5) Infine un quinto punto, inedito, ma assolutamente necessario per una qualunque ripresa democratica del paese: democrazia nella comunicazione e nell'informazione. Siamo in presenza di una situazione di monopolio pressochè totale e immersi nella degenerazione dei messaggi informativi e comunicativi. L'immagine del mondo che larghissime masse popolari ricevono dal sistema mediatico è sostanzialmente falsificata. Non si può parlare di democrazia sostanziale in queste condizioni, perché non esiste democrazia senza informazione. Questa è comunque la grande sfida del secolo, non affrontarla significa essere battuti in partenza. E' una battaglia inedita perché non esistono organizzazioni per combatterla, né metodi. Bisogna costruire le une e gli altri, trasformando questa lotta in una lotta di massa, uscendo dai ghetti della contro informazione per varcare il crinale oltre il quale stanno, inconsapevoli e indifesi, milioni di telespettatori.

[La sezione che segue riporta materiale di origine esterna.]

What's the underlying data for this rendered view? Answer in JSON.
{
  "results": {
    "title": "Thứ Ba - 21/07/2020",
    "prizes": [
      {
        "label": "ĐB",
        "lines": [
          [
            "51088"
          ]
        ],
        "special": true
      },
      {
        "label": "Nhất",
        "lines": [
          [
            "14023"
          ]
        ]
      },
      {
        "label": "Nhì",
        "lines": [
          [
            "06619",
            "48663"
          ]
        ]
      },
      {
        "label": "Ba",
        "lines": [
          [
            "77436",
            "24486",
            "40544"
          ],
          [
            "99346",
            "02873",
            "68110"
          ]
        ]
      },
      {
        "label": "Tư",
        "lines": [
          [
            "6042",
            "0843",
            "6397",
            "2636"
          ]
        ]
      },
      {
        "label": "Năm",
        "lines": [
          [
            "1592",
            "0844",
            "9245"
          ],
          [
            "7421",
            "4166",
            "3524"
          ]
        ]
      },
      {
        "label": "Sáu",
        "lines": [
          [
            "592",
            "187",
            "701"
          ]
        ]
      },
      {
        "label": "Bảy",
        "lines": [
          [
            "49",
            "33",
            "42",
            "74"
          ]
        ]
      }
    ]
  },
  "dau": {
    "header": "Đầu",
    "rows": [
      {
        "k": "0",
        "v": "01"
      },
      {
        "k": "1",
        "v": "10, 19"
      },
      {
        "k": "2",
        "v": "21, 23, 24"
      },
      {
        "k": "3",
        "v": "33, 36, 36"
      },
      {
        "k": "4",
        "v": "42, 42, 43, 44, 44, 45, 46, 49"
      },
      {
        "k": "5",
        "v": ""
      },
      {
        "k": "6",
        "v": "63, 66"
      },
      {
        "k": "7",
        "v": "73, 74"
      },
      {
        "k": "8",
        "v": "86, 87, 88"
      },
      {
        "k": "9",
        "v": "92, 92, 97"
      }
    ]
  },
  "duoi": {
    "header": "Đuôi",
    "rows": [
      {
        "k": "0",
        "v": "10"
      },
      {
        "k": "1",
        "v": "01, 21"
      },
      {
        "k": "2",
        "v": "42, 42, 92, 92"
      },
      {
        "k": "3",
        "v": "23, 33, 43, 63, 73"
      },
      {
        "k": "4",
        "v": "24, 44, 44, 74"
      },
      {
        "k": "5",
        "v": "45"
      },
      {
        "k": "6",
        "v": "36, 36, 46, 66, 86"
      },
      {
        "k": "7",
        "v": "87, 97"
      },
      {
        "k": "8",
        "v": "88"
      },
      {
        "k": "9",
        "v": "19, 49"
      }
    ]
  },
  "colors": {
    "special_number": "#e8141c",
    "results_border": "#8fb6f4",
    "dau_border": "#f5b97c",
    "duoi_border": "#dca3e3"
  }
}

Il centro sinistra non l'ha capita, e quindi non poteva affrontarla. Impegnato com'era a riempirsi la bocca di «modernizzazione» non ha visto la foresta della vera modernità: la comunicazione e il suo controllo. Per tutto questo la sommatoria degli attuali partiti del centro sinistra non sarà sufficiente. Dunque sarà opportuno che essi facciano un passo indietro. Che ciascuno si ripresenti individualmente, lasciando le sue bandiere all'ingresso. I punti della piattaforma siano pochi e chiari. La realtà dei prossimi mesi, purtroppo, sarà sufficientemente drammatica da favorire chiarificazioni che in questo momento appaiono difficili.

Certo tutto lo schieramento democratico dovrà costruire forme di aggregazione, a livello locale e poi nazionale, che rispettino pluralismo e democrazia reale nella scelta dei futuri candidati alle prossime elezioni. Candidati di movimento e unitari, di tutte le componenti, indicati da assemblee popolari e votati in primarie sotto il controllo di comitati popolari. Non ci saranno paletti «ad excludendum». Al contrario si dovrà fare il massimo sforzo perché chiunque d'accordo con quella piattaforma minima e massima possa farne parte attiva. Ci sono due anni di tempo per realizzare quest'obiettivo. E non c'è un minuto da perdere.